Let $K$ be a field, $G=GL_n(K)$ and $X=K^n\backslash\{0\}$.
First task: Show that $G \times X \to X$, $(A,x)\mapsto Ax$ defines an action of $G$ on $X$. Done.
Second task: find the stabilizer of $\displaystyle x=\left(\begin{eqnarray} 1\\ 0 \\ \vdots \\0 \end{eqnarray}\right)$. Done.
Third task: Show that there is only one orbit. Done.
Last task: Let $|K|<\infty$. Use the last two tasks and induction to find $|G|$.  
I know that $|G|=[G:St_G(x)]\cdot|St_G(x)|$ and i know that $[G:St_G(x)]=|\bar{x}|=m^n-1$ but i can't figure out what $|St_G(x)|$ is.
What should i do next?
I appreciate every hint :)
 A: I think we can close to the last part like this. You know that if $V=V_n(q)$ be a vector space on the field $F=GF(q)$ of dimension $n$ then we have vectors $e_i, ~1\leq i\leq n$ such that $$V=\langle e_1,e_2,...,e_n\rangle$$ So $|V|=q^n$. In fact, $V\cong F\times F\times...\times F$ $n$ times. And you know that $$GL_n(q)=\{T\mid T:V\to V\ ~\text{where} ~~T~~\text{are all invertible linear transformations}\}$$ Now take $T\in GL_n(q)$. What is the order of $T(e_1)$? Obviously it is $q^n-1$. What will be $T(e_2)$? It is clearly $q^n-q$. By this way we will have $T(e_n)=q^n-q^{n-1}$. This gives you $$|GL_n(q)|=(q^n-1)(q^n-q)...(q^n-q^{n-1})$$
A: It looks like you should be done. You said you found the stabilizer of $x$. What is it? What is its cardinality?

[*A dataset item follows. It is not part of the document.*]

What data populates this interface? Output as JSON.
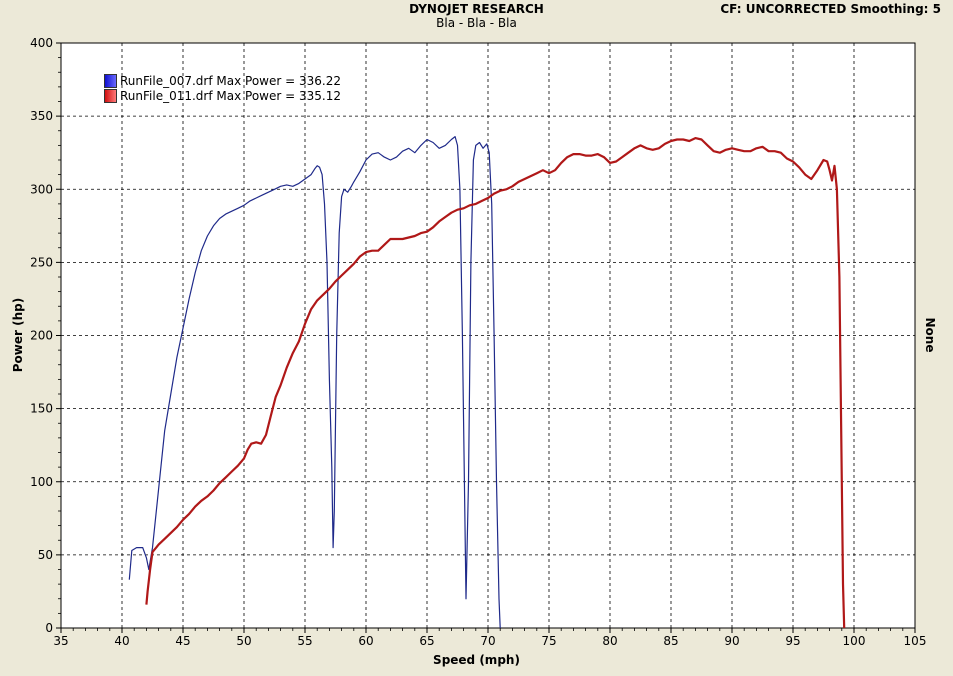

Here's an alternative approach to figuring out $|G|$.
Clearly, $|GL_1(K)|=|K|-1$.
To get a $2\times 2$ invertible matrix with entries in $K$, we require that the first column be a non-zero vector (there are $|K|^2-1$ such), and once we've chosen a particular vector for the first column, we must choose the second column so that it is not a $K$-scalar multiple of the first column (there are $|K|^2-|K|$ such vectors). Hence, $$|GL_2(K)|=\bigl(|K|^2-1\bigr)\bigl(|K|^2-|K|\bigr).$$ Check out a few more cases, and you'll notice the pattern that $$|GL_n(K)|=\prod_{i=0}^{n-1}\bigl(|K|^n-|K|^i\bigr).$$